3. Manual claude mcp add
Mint a key in the dashboard, then:
claude mcp add --transport http dicode http://localhost:8080/mcp \
--header "Authorization: Bearer dck_..."Try it from the shell
# server-info probe
curl http://localhost:8080/mcp
# initialize
curl -X POST http://localhost:8080/mcp \
-H "Authorization: Bearer dck_..." \
-H "Content-Type: application/json" \
-d '{"jsonrpc":"2.0","id":1,"method":"initialize"}'
# list tools
curl -X POST http://localhost:8080/mcp \
-H "Authorization: Bearer dck_..." \
-H "Content-Type: application/json" \
-d '{"jsonrpc":"2.0","id":2,"method":"tools/list"}'
# fire a task
curl -X POST http://localhost:8080/mcp \
-H "Authorization: Bearer dck_..." \
-H "Content-Type: application/json" \
-d '{
"jsonrpc":"2.0",
"id":3,
"method":"tools/call",
"params":{
"name":"run_task",
"arguments":{"id":"infra/deploy","params":{"env":"staging"}}
}
}'How it's implemented
Unlike most MCP servers — which ship as a separate process — dicode's MCP surface is itself a dicode task. The buildin/mcp task at tasks/buildin/mcp/ is a Deno webhook that receives the JSON-RPC body, dispatches to the right tool, and returns the response. The /mcp URL in the WebUI is a thin API-key-gated forwarder onto /hooks/mcp.

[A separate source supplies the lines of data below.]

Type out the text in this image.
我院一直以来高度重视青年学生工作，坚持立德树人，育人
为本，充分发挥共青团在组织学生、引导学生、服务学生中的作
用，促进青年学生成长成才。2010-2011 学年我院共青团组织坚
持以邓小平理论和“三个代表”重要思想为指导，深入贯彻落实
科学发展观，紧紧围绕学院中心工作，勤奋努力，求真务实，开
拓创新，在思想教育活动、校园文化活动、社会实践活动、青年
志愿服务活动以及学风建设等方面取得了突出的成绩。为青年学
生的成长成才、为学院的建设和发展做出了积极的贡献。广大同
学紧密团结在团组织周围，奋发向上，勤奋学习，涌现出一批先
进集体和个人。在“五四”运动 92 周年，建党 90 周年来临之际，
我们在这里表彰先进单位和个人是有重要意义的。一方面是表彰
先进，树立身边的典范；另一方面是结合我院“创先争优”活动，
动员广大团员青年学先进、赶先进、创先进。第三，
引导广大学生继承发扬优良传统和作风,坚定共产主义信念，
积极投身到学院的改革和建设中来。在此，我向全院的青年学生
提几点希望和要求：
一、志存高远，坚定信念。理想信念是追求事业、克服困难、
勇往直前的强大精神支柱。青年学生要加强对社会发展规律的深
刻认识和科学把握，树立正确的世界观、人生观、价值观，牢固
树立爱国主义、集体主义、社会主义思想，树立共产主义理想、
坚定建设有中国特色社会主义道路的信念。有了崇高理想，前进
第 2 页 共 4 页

Why this matters: editing the MCP surface is just editing a task. Want a custom tool? Fork the buildin, add a case to the dispatcher. Want to gate certain tools on a different auth scheme? Wrap the task. The same hot-reload flow that applies to your own tasks applies to dicode's MCP surface — no rebuild, no daemon restart.
Disabling MCP
Set server.mcp: false in dicode.yaml to take the /mcp URL down. The buildin/mcp task itself stays loaded (so internal tools that depend on the same dispatch logic keep working), but the public URL returns 404. Restart the daemon to apply.
Security notes
- The buildin/mcp task declares
permissions.dicode.tasks: ["*"]— once authenticated, an MCP client can callrun_taskon any registered task. This is the intended design: MCP is a privileged surface. Don't expose/mcpto untrusted networks. - The buildin task uses
trigger.auth: trueto close the bypass where an unauthenticated caller could post directly to/hooks/mcpand skip the API-key gate. The/mcpforwarder bypasses session auth and uses Bearer keys, so MCP clients are unaffected. - API keys are stored as SHA-256 hashes — losing your dicode database doesn't expose the raw keys, but losing one of the keys in transit does mean someone can fire any task. Treat them like SSH keys.